Elementary's Greatest Legacy Is How It Embraced the Power of the Platonic Leading Duo

What set Elementary, the just-ended Sherlock Holmes adaptation, apart? That's easy: its platonic leading duo. In the majority of fiction, it's hard to create a compelling emotional core relationship that isn't either familial or romantic, but Elementary managed to not only do it, but do it brilliantly. It all comes down to its central thesis: that platonic love is every bit as valuable as other kinds of love.

The Holmes and Watson mythos is, of course, one of the most famous buddy duos in the history of fiction. What sets Elementary apart — from its Holmes predecessors and from other contemporary fictional tales — is that its leading duo could be romantic, but simply aren't. It's not as in the original stories (or the popular BBC adaptation Sherlock, or the Robert Downey Jr. movie series), where Holmes and Watson never could be romantically involved because they're both straight men. This Holmes is a heterosexual man and this Watson is a heterosexual woman. There's no incompatible orientations involved here, and, indeed, there are plenty of viewers who would have loved to see their relationship take a romantic turn. But that's not what the characters needed from each other, and it's admirable that Elementary was able to build seven years of character development on that kind of relationship.

In a lot of movies and TV shows, the word "love" is kept for very special purposes, usually with romantic or familial connotations. It's rare to find a set of fictional friends who outright describe their bond as "love," for whatever reasons. Here again, Elementary shrugged off all of those conventions. Holmes and Watson are, as they describe themselves matter-of-factly, "two people who love each other." In the series finale, their friend Gregson openly calls Watson "the one person in the world who you [Sherlock] truly love," and he's not wrong.
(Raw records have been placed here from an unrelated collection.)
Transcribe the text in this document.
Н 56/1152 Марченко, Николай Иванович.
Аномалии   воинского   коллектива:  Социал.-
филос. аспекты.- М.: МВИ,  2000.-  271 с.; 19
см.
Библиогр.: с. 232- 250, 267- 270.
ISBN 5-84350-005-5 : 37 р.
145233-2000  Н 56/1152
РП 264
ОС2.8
When we first meet Sherlock and Joan, they are shells of the characters we expect. Sherlock is a genius (and more than a little bit of a jerk), but also a recovering drug addict whose mystery obsessions are merely a different way of quieting his brain. Joan is a former doctor who's closed off from her profession and the world after a terrible mistake. Over the course of their relationship, both learn to open up, to get the help they need, and to grow into healthier, happier human beings. In most shows, that role in the story would be filled by a love interest, or, in rare cases, maybe a sibling or a parent. Elementary is utterly disinterested in the idea that love interests are the most important part of character arcs; both Sherlock and Joan have had love interests over the years, some ending quietly and some tragically, but they've never had the same impact as that core relationship between them.

As Elementary fades out on Sherlock and Joan one last time, Sherlock calmly tells Joan, "As long as we're together, what does it matter?" It is, indeed, a statement of love. There's no doubt that Sherlock and Joan are soulmates. But in making it clear that these soulmates love each other but are never going to be in love with each other, Elementary left behind a legacy that expands the definition of "true love" and reminds us all that there's no one right way to love someone.